Se negli allevamenti la situazione degli animali è grave, quando essi arrivano al macello le cose peggiorano ulteriormente. Scrive il gruppo dei 70: “I suini vengono storditi con l’anidride carbonica, che cagiona orribili sofferenze poiché tale gas è fortemente irritante per le vie respiratorie, provoca un senso di soffocamento e i suini si dibattono violentemente e vocalizzano prima di perdere conoscenza. Frequentemente i polli giungono al macello con vesciche sul petto e sulle zampe causate dell’alto contenuto di ammoniaca presente nella lettiera dei capannoni dove vengono allevati. Durante le operazioni di cattura, le fratture alle ali o alle zampe sono estremamente frequenti poiché i volatili sono ammassati nei contenitori utilizzati per il trasporto il più in fretta possibile. Una certa percentuale di decessi (vengono definiti “DOA”, acronimo di “dead on arrival” ovverosia arrivati morti o morti durante il trasporto, ndt) o lesioni sono considerati normali anche prima che i polli giungano alla linea di macellazione”.

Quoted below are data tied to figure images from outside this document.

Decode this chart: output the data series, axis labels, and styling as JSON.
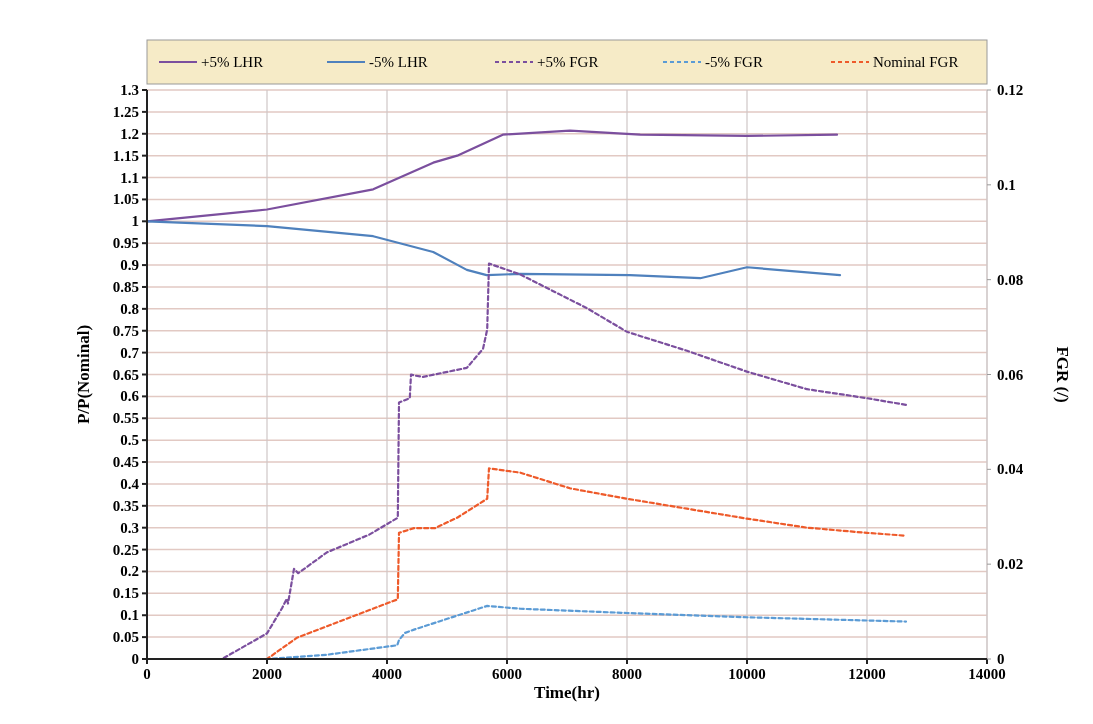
{
  "chart_data": {
    "type": "line",
    "xlabel": "Time(hr)",
    "ylabel": "P/P(Nominal)",
    "y2label": "FGR (/)",
    "xlim": [
      0,
      14000
    ],
    "xticks": [
      0,
      2000,
      4000,
      6000,
      8000,
      10000,
      12000,
      14000
    ],
    "ylim": [
      0,
      1.3
    ],
    "yticks": [
      0,
      0.05,
      0.1,
      0.15,
      0.2,
      0.25,
      0.3,
      0.35,
      0.4,
      0.45,
      0.5,
      0.55,
      0.6,
      0.65,
      0.7,
      0.75,
      0.8,
      0.85,
      0.9,
      0.95,
      1,
      1.05,
      1.1,
      1.15,
      1.2,
      1.25,
      1.3
    ],
    "y2lim": [
      0,
      0.12
    ],
    "y2ticks": [
      0,
      0.02,
      0.04,
      0.06,
      0.08,
      0.1,
      0.12
    ],
    "grid": true,
    "legend": "top",
    "marker": "none",
    "series": [
      {
        "name": "+5% LHR",
        "color": "#7b4f9e",
        "line_style": "solid",
        "x": [
          0,
          2000,
          3770,
          4770,
          5170,
          5930,
          7050,
          8220,
          10000,
          11500
        ],
        "values": [
          1.0,
          1.027,
          1.073,
          1.134,
          1.15,
          1.198,
          1.207,
          1.198,
          1.195,
          1.198
        ]
      },
      {
        "name": "-5% LHR",
        "color": "#4f81bd",
        "line_style": "solid",
        "x": [
          0,
          2000,
          3770,
          4770,
          5330,
          5660,
          6220,
          8050,
          9220,
          10000,
          11550
        ],
        "values": [
          1.0,
          0.989,
          0.966,
          0.93,
          0.889,
          0.877,
          0.88,
          0.877,
          0.87,
          0.895,
          0.877
        ]
      },
      {
        "name": "+5% FGR",
        "color": "#7b4f9e",
        "line_style": "dashed",
        "axis": "y2",
        "x": [
          0,
          1250,
          2000,
          2250,
          2330,
          2350,
          2450,
          2520,
          3000,
          3700,
          4180,
          4200,
          4380,
          4400,
          4450,
          4600,
          5330,
          5600,
          5670,
          5700,
          6220,
          7330,
          8000,
          9000,
          10000,
          11000,
          12000,
          12650
        ],
        "values": [
          0,
          0,
          0.0054,
          0.0107,
          0.0127,
          0.0117,
          0.019,
          0.0181,
          0.0225,
          0.0262,
          0.0298,
          0.0541,
          0.055,
          0.06,
          0.0598,
          0.0595,
          0.0614,
          0.0654,
          0.0695,
          0.0834,
          0.0811,
          0.074,
          0.069,
          0.065,
          0.0606,
          0.0569,
          0.055,
          0.0536
        ]
      },
      {
        "name": "-5% FGR",
        "color": "#5b9bd5",
        "line_style": "dashed",
        "axis": "y2",
        "x": [
          0,
          2000,
          3000,
          4170,
          4200,
          4300,
          4450,
          5670,
          6220,
          8000,
          10000,
          12650
        ],
        "values": [
          0,
          0,
          0.0009,
          0.0029,
          0.004,
          0.0055,
          0.0062,
          0.0112,
          0.0106,
          0.0097,
          0.0088,
          0.0079
        ]
      },
      {
        "name": "Nominal FGR",
        "color": "#ee5a2a",
        "line_style": "dashed",
        "axis": "y2",
        "x": [
          0,
          2000,
          2500,
          4180,
          4200,
          4450,
          4800,
          5170,
          5670,
          5700,
          6220,
          7050,
          8000,
          9000,
          10000,
          11000,
          12000,
          12650
        ],
        "values": [
          0,
          0,
          0.0045,
          0.0126,
          0.0266,
          0.0276,
          0.0276,
          0.0298,
          0.0338,
          0.0402,
          0.0393,
          0.036,
          0.0338,
          0.0317,
          0.0296,
          0.0277,
          0.0266,
          0.026
        ]
      }
    ]
  }
}
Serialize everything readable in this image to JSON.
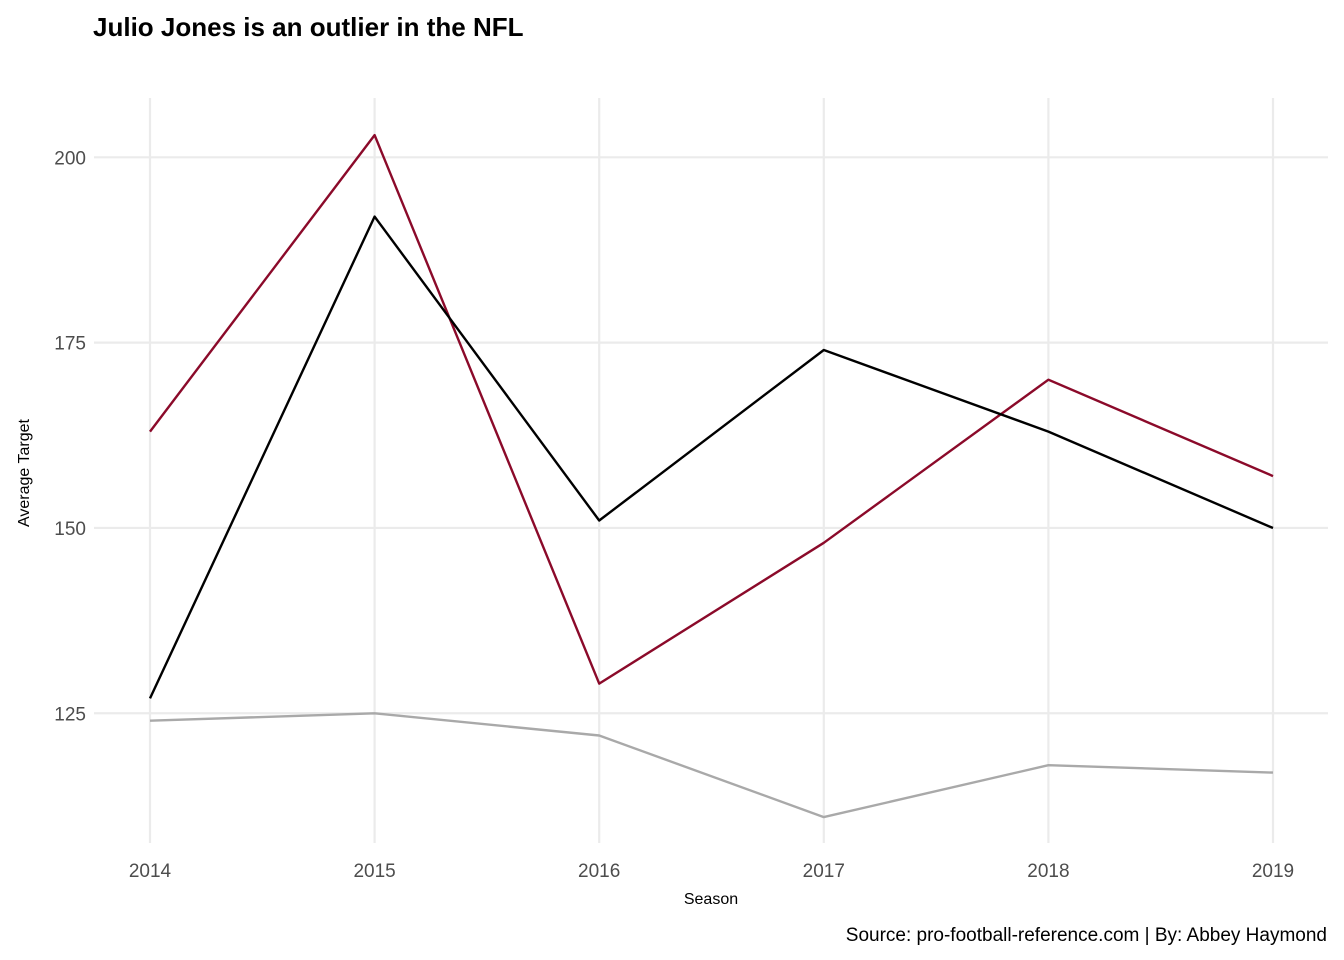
{
  "chart_data": {
    "type": "line",
    "title": "Julio Jones is an outlier in the NFL",
    "xlabel": "Season",
    "ylabel": "Average Target",
    "caption": "Source: pro-football-reference.com | By: Abbey Haymond",
    "x": [
      "2014",
      "2015",
      "2016",
      "2017",
      "2018",
      "2019"
    ],
    "ylim": [
      107.5,
      208
    ],
    "yticks": [
      125,
      150,
      175,
      200
    ],
    "grid": true,
    "legend": "none",
    "series": [
      {
        "color": "#8b0a2a",
        "values": [
          163,
          203,
          129,
          148,
          170,
          157
        ]
      },
      {
        "color": "#000000",
        "values": [
          127,
          192,
          151,
          174,
          163,
          150
        ]
      },
      {
        "color": "#a9a9a9",
        "values": [
          124,
          125,
          122,
          111,
          118,
          117
        ]
      }
    ]
  }
}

Conclude la lettera che meriterebbe di essere letta per intero “È per questi motivi che chiediamo un cambiamento radicale del nostro modello zootecnico. No ai suini con le code mozzate, su pavimenti in cemento, in gabbie di allattamento e no ai mega-allevamenti. Niente più vacche che non possono mai crescere i loro vitelli o brucare erba al pascolo. Niente più polli che giungono al macello con le ali fratturate. No ai trasporti a lunga distanza, tanto meno di animali sotto i due mesi di vita. Niente strette di mano a detrimento del benessere animale. Chiediamo invece veterinari che si preoccupino degli animali prima di ogni altra cosa.”
“Chi altro lo può fare se non noi, i veterinari?”
Bella domanda e riflessioni che non possono essere ignorate facendo spallucce. Ignoro quanti siano adesso nel gruppo, ma da domani saranno uno in più, per quel che può valere.
P.S. La traduzione dall’olandese è a cura di Annamaria Pisapia.